So the day passed. The next morning Dr. Frank was obliged to return to the city, for his patients demanded his presence. He first had a consultation with the attending physician. Nothing remained for Mrs. Meeker but wearisome days and nights till death should release her, and all that a medical man could do was to make her as comfortable as possible.
There was a small room adjoining the one where Mrs. Meeker lay, which Hiram took possession of. It had a pleasant window looking out on the garden, and it contained a small cot bedstead, besides a table and chairs. Here Hiram spent most of his time busily occupied. By every mail he received letters from New York, detailing with minuteness just what took place in his affairs from day to day. In short, his private office was moved from New York to Hampton, and the only apparent inconvenience was that he did business at arm's length, as they say. Daily came a letter from Hill, although Hill was not in Hiram's counting room. Daily was an answer returned.
There was some one else who wrote Hiram just as regularly. Among the business letters, written in various hands and on various kinds of paper, could always be seen a small, neatly folded sheet, having a refined and delicate superscription. It was from Emma Tenant. She had forgotten all that was unpleasant and disagreeable in their last interview, on receiving her lover's hurried-looking scrawl, and, as if by a sudden rebound, her sympathies were roused to an extraordinary degree for 'poor Hiram—dear Hiram,' whom she 'treated so coldly' the last time they met. I need not say her notes were full of the most tender sympathy and condolence.
These letters bored Hiram exceedingly. The second day after reaching Hampton he had written Emma another of his hastily got up epistles, which contained just six lines, stating that he had found his mother in a dying condition, and was watching at her bedside. He did not intend to write again, but Emma's letters were so persistent that, despite his resolution, he did despatch two other notes, each more hasty and illegible and more distracted in tenor than the previous one. In fact the last had no signature at all.
At length Emma was so completely carried away by Hiram's distress, that she actually desired to proceed to Hampton, where she felt her presence would act like a balm to his sorrowful and bruised heart. Her mother, of course, would permit no such indiscreet step, so that Emma had to rest satisfied with writing long, loving letters.

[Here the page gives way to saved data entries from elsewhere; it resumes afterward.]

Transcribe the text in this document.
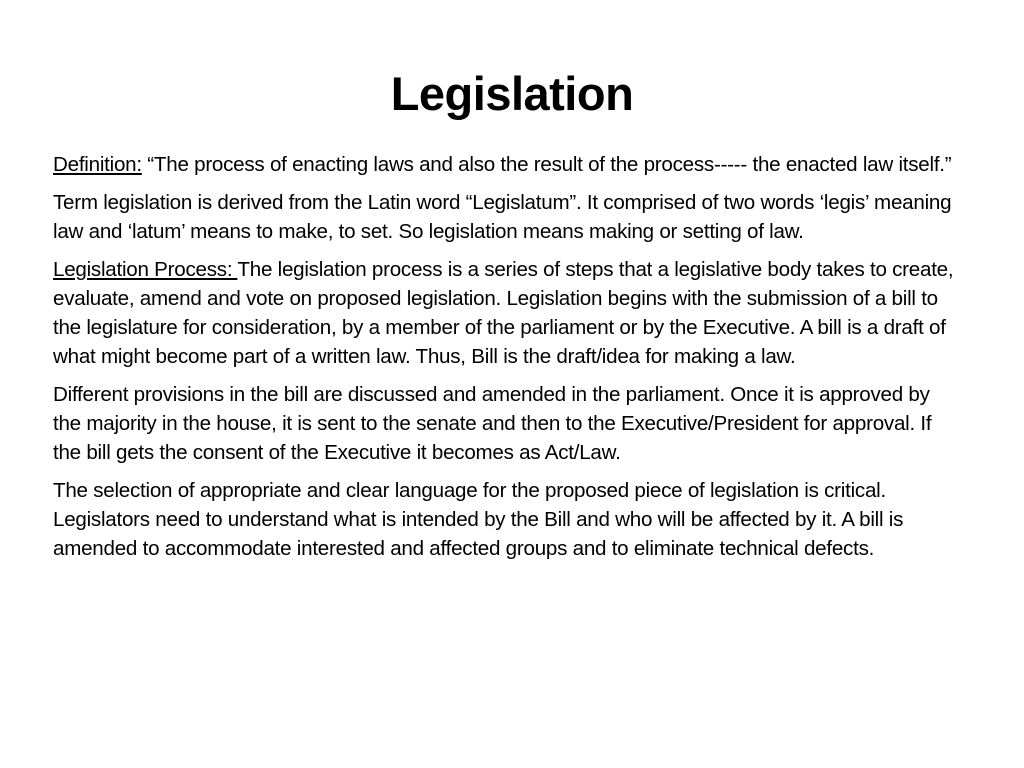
Legislation

Definition: “The process of enacting laws and also the result of the process----- the enacted law itself.”

Term legislation is derived from the Latin word “Legislatum”. It comprised of two words ‘legis’ meaning law and ‘latum’ means to make, to set. So legislation means making or setting of law.

Legislation Process: The legislation process is a series of steps that a legislative body takes to create, evaluate, amend and vote on proposed legislation. Legislation begins with the submission of a bill to the legislature for consideration, by a member of the parliament or by the Executive. A bill is a draft of what might become part of a written law. Thus, Bill is the draft/idea for making a law.

Different provisions in the bill are discussed and amended in the parliament. Once it is approved by the majority in the house, it is sent to the senate and then to the Executive/President for approval. If the bill gets the consent of the Executive it becomes as Act/Law.

The selection of appropriate and clear language for the proposed piece of legislation is critical. Legislators need to understand what is intended by the Bill and who will be affected by it. A bill is amended to accommodate interested and affected groups and to eliminate technical defects.
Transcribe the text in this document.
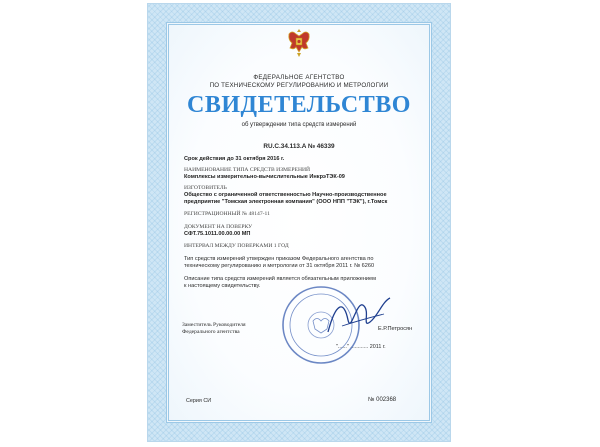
ФЕДЕРАЛЬНОЕ АГЕНТСТВО
ПО ТЕХНИЧЕСКОМУ РЕГУЛИРОВАНИЮ И МЕТРОЛОГИИ
СВИДЕТЕЛЬСТВО
об утверждении типа средств измерений
RU.C.34.113.A № 46339
Срок действия до 31 октября 2016 г.
НАИМЕНОВАНИЕ ТИПА СРЕДСТВ ИЗМЕРЕНИЙ
Комплексы измерительно-вычислительные ИнкрэТЭК-09
ИЗГОТОВИТЕЛЬ
Общество с ограниченной ответственностью Научно-производственное
предприятие "Томская электронная компания" (ООО НПП "ТЭК"), г.Томск
РЕГИСТРАЦИОННЫЙ № 48147-11
ДОКУМЕНТ НА ПОВЕРКУ
СФТ.75.1011.00.00.00 МП
ИНТЕРВАЛ МЕЖДУ ПОВЕРКАМИ 1 ГОД
Тип средств измерений утвержден приказом Федерального агентства по
техническому регулированию и метрологии от 31 октября 2011 г. № 6260
Описание типа средств измерений является обязательным приложением
к настоящему свидетельству.
Заместитель Руководителя
Федерального агентства	Е.Р.Петросян
"......" ............ 2011 г.
Серия СИ	№ 002368
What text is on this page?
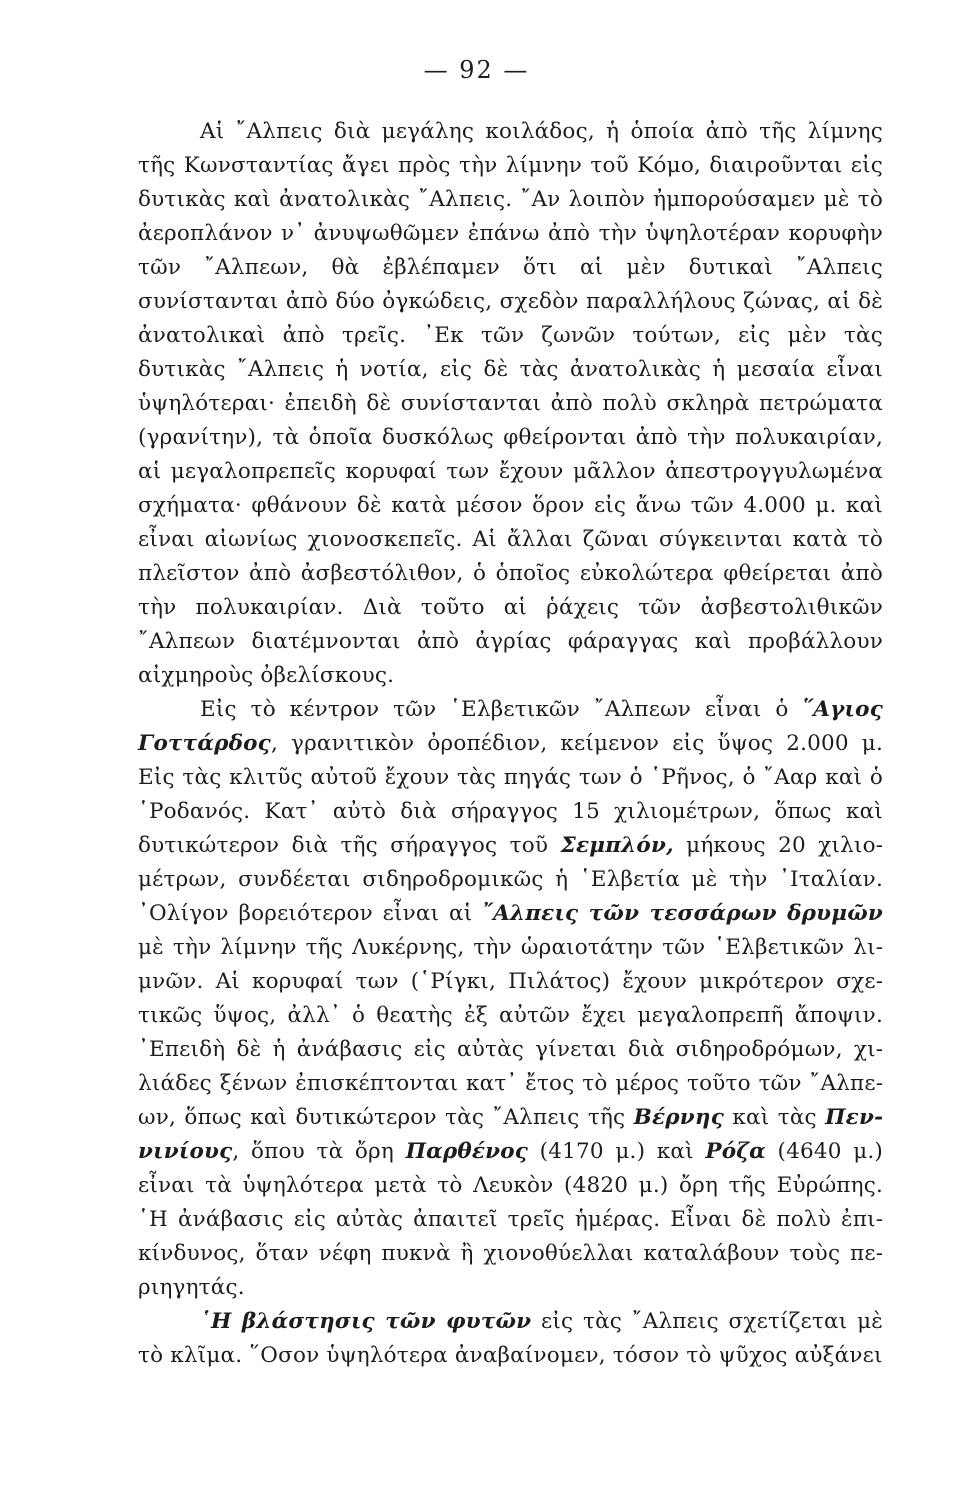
— 92 —

Αἱ ῎Αλπεις διὰ μεγάλης κοιλάδος, ἡ ὁποία ἀπὸ τῆς λίμνης τῆς Κωνσταντίας ἄγει πρὸς τὴν λίμνην τοῦ Κόμο, διαιροῦνται εἰς δυτικὰς καὶ ἀνατολικὰς ῎Αλπεις. ῎Αν λοιπὸν ἠμπορούσαμεν μὲ τὸ ἀεροπλάνον ν᾽ ἀνυψωθῶμεν ἐπάνω ἀπὸ τὴν ὑψηλοτέραν κορυφὴν τῶν ῎Αλπεων, θὰ ἐβλέπαμεν ὅτι αἱ μὲν δυτικαὶ ῎Αλπεις συνίστανται ἀπὸ δύο ὀγκώδεις, σχεδὸν παραλλήλους ζώνας, αἱ δὲ ἀνατολικαὶ ἀπὸ τρεῖς. ᾽Εκ τῶν ζωνῶν τούτων, εἰς μὲν τὰς δυτικὰς ῎Αλπεις ἡ νοτία, εἰς δὲ τὰς ἀνατολικὰς ἡ μεσαία εἶναι ὑψηλότεραι· ἐπειδὴ δὲ συνίστανται ἀπὸ πολὺ σκληρὰ πετρώματα (γρανίτην), τὰ ὁποῖα δυσκόλως φθείρονται ἀπὸ τὴν πολυκαιρίαν, αἱ μεγαλοπρεπεῖς κορυφαί των ἔχουν μᾶλλον ἀπεστρογγυλωμένα σχήματα· φθάνουν δὲ κατὰ μέσον ὅρον εἰς ἄνω τῶν 4.000 μ. καὶ εἶναι αἰωνίως χιονοσκεπεῖς. Αἱ ἄλλαι ζῶναι σύγκεινται κατὰ τὸ πλεῖστον ἀπὸ ἀσβεστόλιθον, ὁ ὁποῖος εὐκολώτερα φθείρεται ἀπὸ τὴν πολυκαιρίαν. Διὰ τοῦτο αἱ ῥάχεις τῶν ἀσβεστολιθικῶν ῎Αλπεων διατέμνονται ἀπὸ ἀγρίας φάραγγας καὶ προβάλλουν αἰχμηροὺς ὀβελίσκους.

Εἰς τὸ κέντρον τῶν ῾Ελβετικῶν ῎Αλπεων εἶναι ὁ ῞Αγιος Γοττάρδος, γρανιτικὸν ὀροπέδιον, κείμενον εἰς ὕψος 2.000 μ. Εἰς τὰς κλιτῦς αὐτοῦ ἔχουν τὰς πηγάς των ὁ ῾Ρῆνος, ὁ ῎Ααρ καὶ ὁ ῾Ροδανός. Κατ᾽ αὐτὸ διὰ σήραγγος 15 χιλιομέτρων, ὅπως καὶ δυτικώτερον διὰ τῆς σήραγγος τοῦ Σεμπλόν, μήκους 20 χιλιομέτρων, συνδέεται σιδηροδρομικῶς ἡ ῾Ελβετία μὲ τὴν ᾽Ιταλίαν. ᾽Ολίγον βορειότερον εἶναι αἱ ῎Αλπεις τῶν τεσσάρων δρυμῶν μὲ τὴν λίμνην τῆς Λυκέρνης, τὴν ὡραιοτάτην τῶν ῾Ελβετικῶν λιμνῶν. Αἱ κορυφαί των (῾Ρίγκι, Πιλάτος) ἔχουν μικρότερον σχετικῶς ὕψος, ἀλλ᾽ ὁ θεατὴς ἐξ αὐτῶν ἔχει μεγαλοπρεπῆ ἄποψιν. ᾽Επειδὴ δὲ ἡ ἀνάβασις εἰς αὐτὰς γίνεται διὰ σιδηροδρόμων, χιλιάδες ξένων ἐπισκέπτονται κατ᾽ ἔτος τὸ μέρος τοῦτο τῶν ῎Αλπεων, ὅπως καὶ δυτικώτερον τὰς ῎Αλπεις τῆς Βέρνης καὶ τὰς Πεννινίους, ὅπου τὰ ὄρη Παρθένος (4170 μ.) καὶ Ρόζα (4640 μ.) εἶναι τὰ ὑψηλότερα μετὰ τὸ Λευκὸν (4820 μ.) ὄρη τῆς Εὐρώπης. ῾Η ἀνάβασις εἰς αὐτὰς ἀπαιτεῖ τρεῖς ἡμέρας. Εἶναι δὲ πολὺ ἐπικίνδυνος, ὅταν νέφη πυκνὰ ἢ χιονοθύελλαι καταλάβουν τοὺς περιηγητάς.

῾Η βλάστησις τῶν φυτῶν εἰς τὰς ῎Αλπεις σχετίζεται μὲ τὸ κλῖμα. ῞Οσον ὑψηλότερα ἀναβαίνομεν, τόσον τὸ ψῦχος αὐξάνει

Hiram, meantime, was not without his harmless recreations.
[All the town seemed to have been informed how devoted Hiram was to his sick mother. Nobody knew, however, of the secret of the little room adjoining, and of our hero's busy hours there.]
In the cool of the afternoon he would take a walk into the village. He called on his old master, Benjamin Jessup, who still maintained the opposition store as against the Smiths. Jessup was the same good-natured, jovial fellow as ever, but all token of familiarity died away when Hiram, entering his place, saluted him with the quiet air and manner of recognized superiority—yet, as you would say, pleasantly enough. The rich New York shipping merchant inspired the country storekeeper with awe.
Hiram enjoyed all this vastly, and talked amiably with Jessup about old times. He walked complacently over the village, stopping every few steps to have a word with his numerous acquaintances.
One afternoon, as he was taking his usual walk to the village, and had nearly reached it, he met a lady whom at first he did not recognize, but who appeared to know him from a distance.